Airbrushing with Citadel/Reaper/etc... Paint Question...

MPJ

New member
OK, so I'm on a short break from minis since I've become inspired to assemble and paint a 1/570 scale model of the Titanic I've had sitting around since 1976. Normally when I airbrush a model I don't prime first and this has always worked just fine with the Tamiya acrylic paints I mostly use and also with various enamels. However I had an excess of Chaos Black GW paint and needed some black for the display stand so I loaded it up into my airbrush and started spraying but what a mess it made. It came out of the airbrush just fine but was pretty much repelled by the plastic. After washing off the GW I loaded up the last of my Tamiya black and as expected it worked just fine. After I tried some Reaper paints through the brush, again it flowed fine but didn't adhere to the plastic (though not as bad as the GW paints).

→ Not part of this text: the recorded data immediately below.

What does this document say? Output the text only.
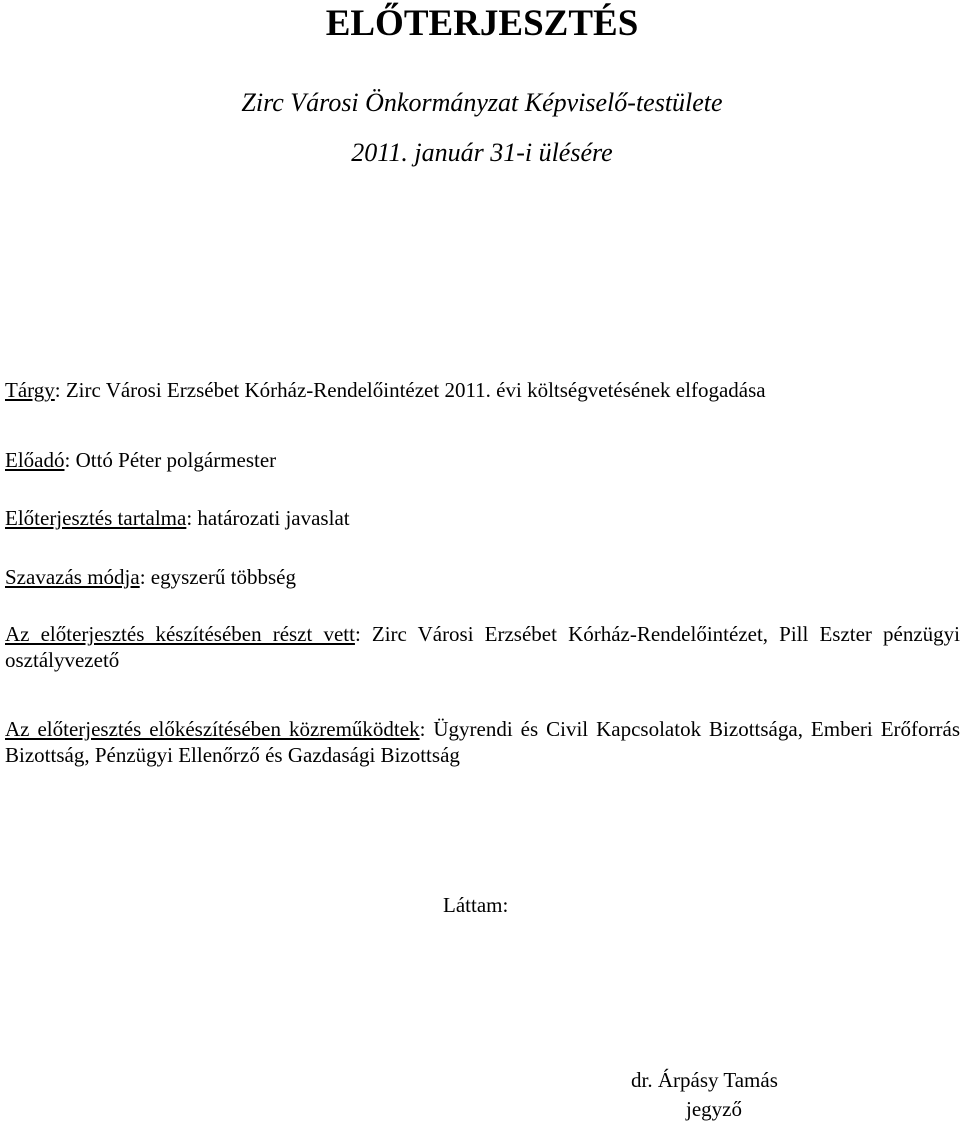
ELŐTERJESZTÉS
Zirc Városi Önkormányzat Képviselő-testülete
2011. január 31-i ülésére
Tárgy: Zirc Városi Erzsébet Kórház-Rendelőintézet 2011. évi költségvetésének elfogadása
Előadó: Ottó Péter polgármester
Előterjesztés tartalma: határozati javaslat
Szavazás módja: egyszerű többség
Az előterjesztés készítésében részt vett: Zirc Városi Erzsébet Kórház-Rendelőintézet, Pill Eszter pénzügyi osztályvezető
Az előterjesztés előkészítésében közreműködtek: Ügyrendi és Civil Kapcsolatok Bizottsága, Emberi Erőforrás Bizottság, Pénzügyi Ellenőrző és Gazdasági Bizottság
Láttam:
dr. Árpásy Tamás
jegyző
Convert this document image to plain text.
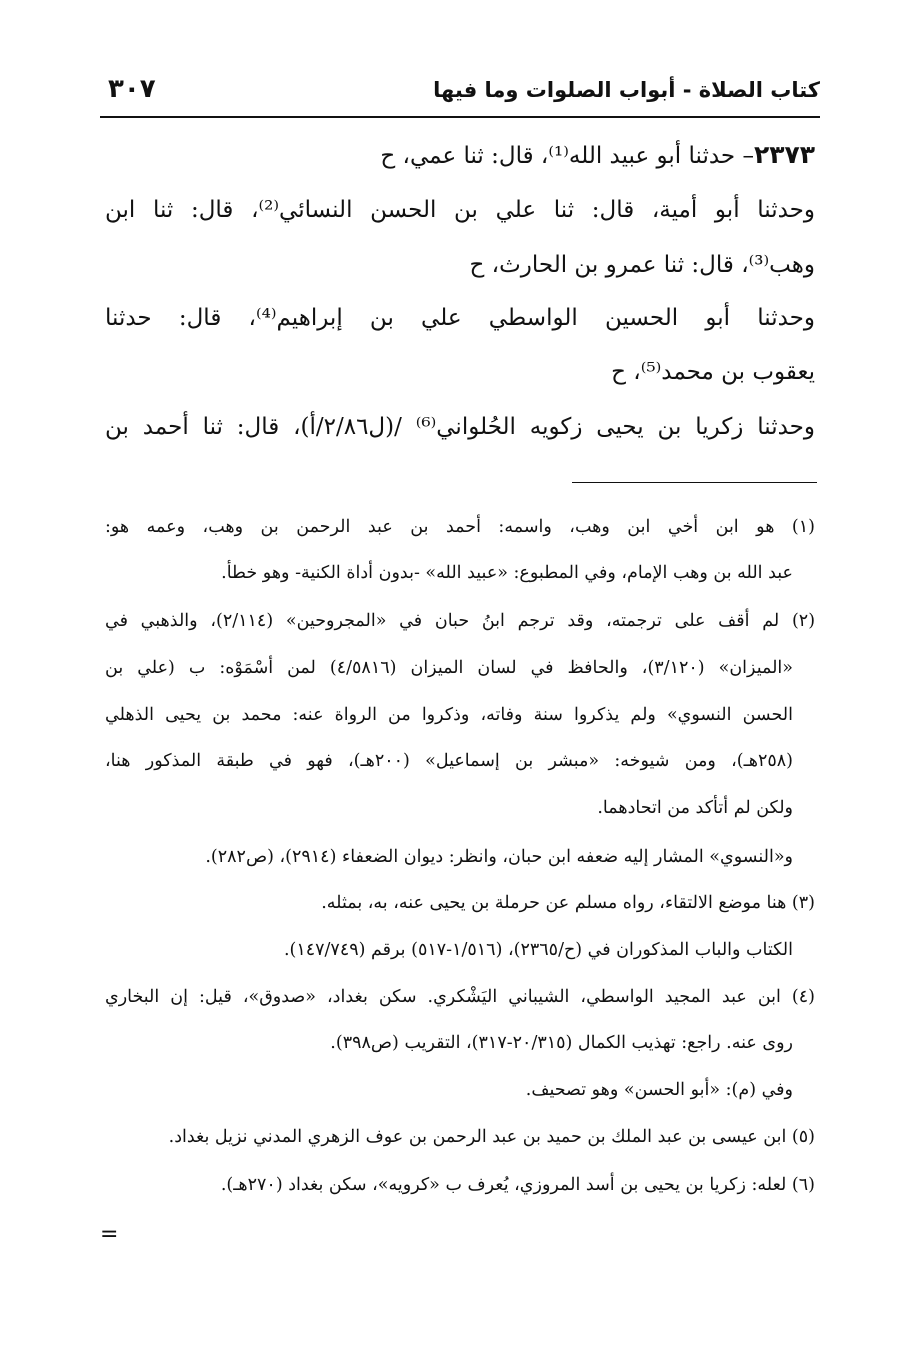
كتاب الصلاة - أبواب الصلوات وما فيها
٣٠٧
٢٣٧٣– حدثنا أبو عبيد الله⁽¹⁾، قال: ثنا عمي، ح
وحدثنا أبو أمية، قال: ثنا علي بن الحسن النسائي⁽²⁾، قال: ثنا ابن
وهب⁽³⁾، قال: ثنا عمرو بن الحارث، ح
وحدثنا أبو الحسين الواسطي علي بن إبراهيم⁽⁴⁾، قال: حدثنا
يعقوب بن محمد⁽⁵⁾، ح
وحدثنا زكريا بن يحيى زكويه الحُلواني⁽⁶⁾ /(ل٢/٨٦/أ)، قال: ثنا أحمد بن
(١) هو ابن أخي ابن وهب، واسمه: أحمد بن عبد الرحمن بن وهب، وعمه هو:
عبد الله بن وهب الإمام، وفي المطبوع: «عبيد الله» -بدون أداة الكنية- وهو خطأ.
(٢) لم أقف على ترجمته، وقد ترجم ابنُ حبان في «المجروحين» (٢/١١٤)، والذهبي في
«الميزان» (٣/١٢٠)، والحافظ في لسان الميزان (٤/٥٨١٦) لمن أسْمَوْه: ب (علي بن
الحسن النسوي» ولم يذكروا سنة وفاته، وذكروا من الرواة عنه: محمد بن يحيى الذهلي
(٢٥٨هـ)، ومن شيوخه: «مبشر بن إسماعيل» (٢٠٠هـ)، فهو في طبقة المذكور هنا،
ولكن لم أتأكد من اتحادهما.
و«النسوي» المشار إليه ضعفه ابن حبان، وانظر: ديوان الضعفاء (٢٩١٤)، (ص٢٨٢).
(٣) هنا موضع الالتقاء، رواه مسلم عن حرملة بن يحيى عنه، به، بمثله.
الكتاب والباب المذكوران في (ح/٢٣٦٥)، (١/٥١٦-٥١٧) برقم (١٤٧/٧٤٩).
(٤) ابن عبد المجيد الواسطي، الشيباني اليَشْكري. سكن بغداد، «صدوق»، قيل: إن البخاري
روى عنه. راجع: تهذيب الكمال (٢٠/٣١٥-٣١٧)، التقريب (ص٣٩٨).
وفي (م): «أبو الحسن» وهو تصحيف.
(٥) ابن عيسى بن عبد الملك بن حميد بن عبد الرحمن بن عوف الزهري المدني نزيل بغداد.
(٦) لعله: زكريا بن يحيى بن أسد المروزي، يُعرف ب «كرويه»، سكن بغداد (٢٧٠هـ).
=
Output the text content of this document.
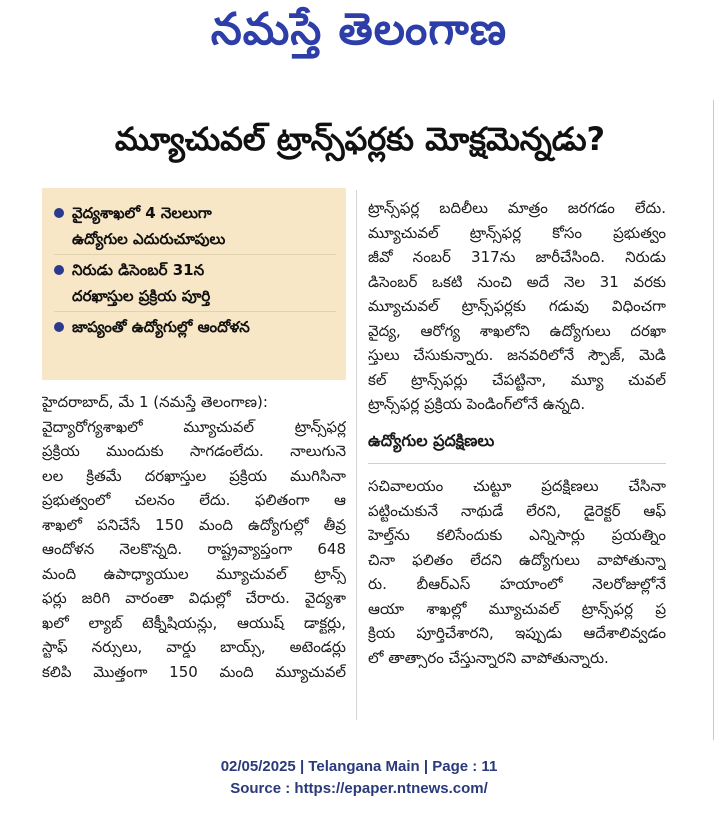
నమస్తే తెలంగాణ
మ్యూచువల్ ట్రాన్స్‌ఫర్లకు మోక్షమెన్నడు?
వైద్యశాఖలో 4 నెలలుగా
ఉద్యోగుల ఎదురుచూపులు
నిరుడు డిసెంబర్ 31న
దరఖాస్తుల ప్రక్రియ పూర్తి
జాప్యంతో ఉద్యోగుల్లో ఆందోళన
హైదరాబాద్, మే 1 (నమస్తే తెలంగాణ):
వైద్యారోగ్యశాఖలో మ్యూచువల్ ట్రాన్స్‌ఫర్ల
ప్రక్రియ ముందుకు సాగడంలేదు. నాలుగునె
లల క్రితమే దరఖాస్తుల ప్రక్రియ ముగిసినా
ప్రభుత్వంలో చలనం లేదు. ఫలితంగా ఆ
శాఖలో పనిచేసే 150 మంది ఉద్యోగుల్లో తీవ్ర
ఆందోళన నెలకొన్నది. రాష్ట్రవ్యాప్తంగా 648
మంది ఉపాధ్యాయుల మ్యూచువల్ ట్రాన్స్
ఫర్లు జరిగి వారంతా విధుల్లో చేరారు. వైద్యశా
ఖలో ల్యాబ్ టెక్నీషియన్లు, ఆయుష్ డాక్టర్లు,
స్టాఫ్ నర్సులు, వార్డు బాయ్స్, అటెండర్లు
కలిపి మొత్తంగా 150 మంది మ్యూచువల్
ట్రాన్స్‌ఫర్ల బదిలీలు మాత్రం జరగడం లేదు.
మ్యూచువల్ ట్రాన్స్‌ఫర్ల కోసం ప్రభుత్వం
జీవో నంబర్ 317ను జారీచేసింది. నిరుడు
డిసెంబర్ ఒకటి నుంచి అదే నెల 31 వరకు
మ్యూచువల్ ట్రాన్స్‌ఫర్లకు గడువు విధించగా
వైద్య, ఆరోగ్య శాఖలోని ఉద్యోగులు దరఖా
స్తులు చేసుకున్నారు. జనవరిలోనే స్పౌజ్, మెడి
కల్ ట్రాన్స్‌ఫర్లు చేపట్టినా, మ్యూ చువల్
ట్రాన్స్‌ఫర్ల ప్రక్రియ పెండింగ్‌లోనే ఉన్నది.
ఉద్యోగుల ప్రదక్షిణలు
సచివాలయం చుట్టూ ప్రదక్షిణలు చేసినా
పట్టించుకునే నాథుడే లేరని, డైరెక్టర్ ఆఫ్
హెల్త్‌ను కలిసేందుకు ఎన్నిసార్లు ప్రయత్నిం
చినా ఫలితం లేదని ఉద్యోగులు వాపోతున్నా
రు. బీఆర్ఎస్ హయాంలో నెలరోజుల్లోనే
ఆయా శాఖల్లో మ్యూచువల్ ట్రాన్స్‌ఫర్ల ప్ర
క్రియ పూర్తిచేశారని, ఇప్పుడు ఆదేశాలివ్వడం
లో తాత్సారం చేస్తున్నారని వాపోతున్నారు.
02/05/2025 | Telangana Main | Page : 11
Source : https://epaper.ntnews.com/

So I guess my question is... What is the difference between these paint types that makes it so the 'mini' paints don't airbrush directly onto the plastic? Will priming solve this problem? I have a Reaper color that would be perfect for the antifouling (below the waterline bit of the hull), I'm having a heck of a time finding the right color in another paint and I'm trying to be as accurate as possible with my colors.

Side note: For those interested in historical color matching type stuff I found this website http://titanic-model.com/paint/ where I'm getting my color references and Reaper Master Series color Rust Brown seems about perfect for the antifouling mentioned above.
 

RuneBrush

New member
GW paints aren't designed to be applied directly to a model. Although they may adhere to some surfaces, even the minutest trace of grease/release agent will prevent them sticking. I've not used a Tamiya paint for years, but imagine that base isn't water like GW ones are.
 
Primer will help a little, but it sounds like your paint is coming from the airbrush too wet. It should come out like a mist. I've had this problem before. Try adjusting your airbrush so that it the paint comes out a bit "dryer". Also, if you're airbrushing too close, the paint will run. I thin my paints with either straight isopropyl alcohol or a mix of alcohol and golden airbrush additive. The alcohol will evaporate quicker than water. Just make sure you have proper ventilation or a mask. It takes a bit of tweaking and practice to get the correct settings and mix of paints to thinner appropriate for the airbrush. Good luck.
 

Einion

New member
MPJ said:
So I guess my question is... What is the difference between these paint types that makes it so the 'mini' paints don't airbrush directly onto the plastic?
The simplest answer here is that the Tamiya acrylics aren't like regular acrylics, they're formulated to work okay if applied to hard styrene plastic directly. And obviously the enamels are a completely different story.

MPJ said:
Will priming solve this problem?
Yep. You'd obviously have to be spraying them correctly (not too wet or whatever), but paint that would normally adhere fine if applied by brush will adhere fine if sprayed.

FWIW the colour of the anti-fouling paint should be easily achievable using nearly any palette - it's basically just a "brick red". At the simplest you could mix it from any bright mid-red, with blue, yellow and a little white. Some mixtures of red + grey would match too.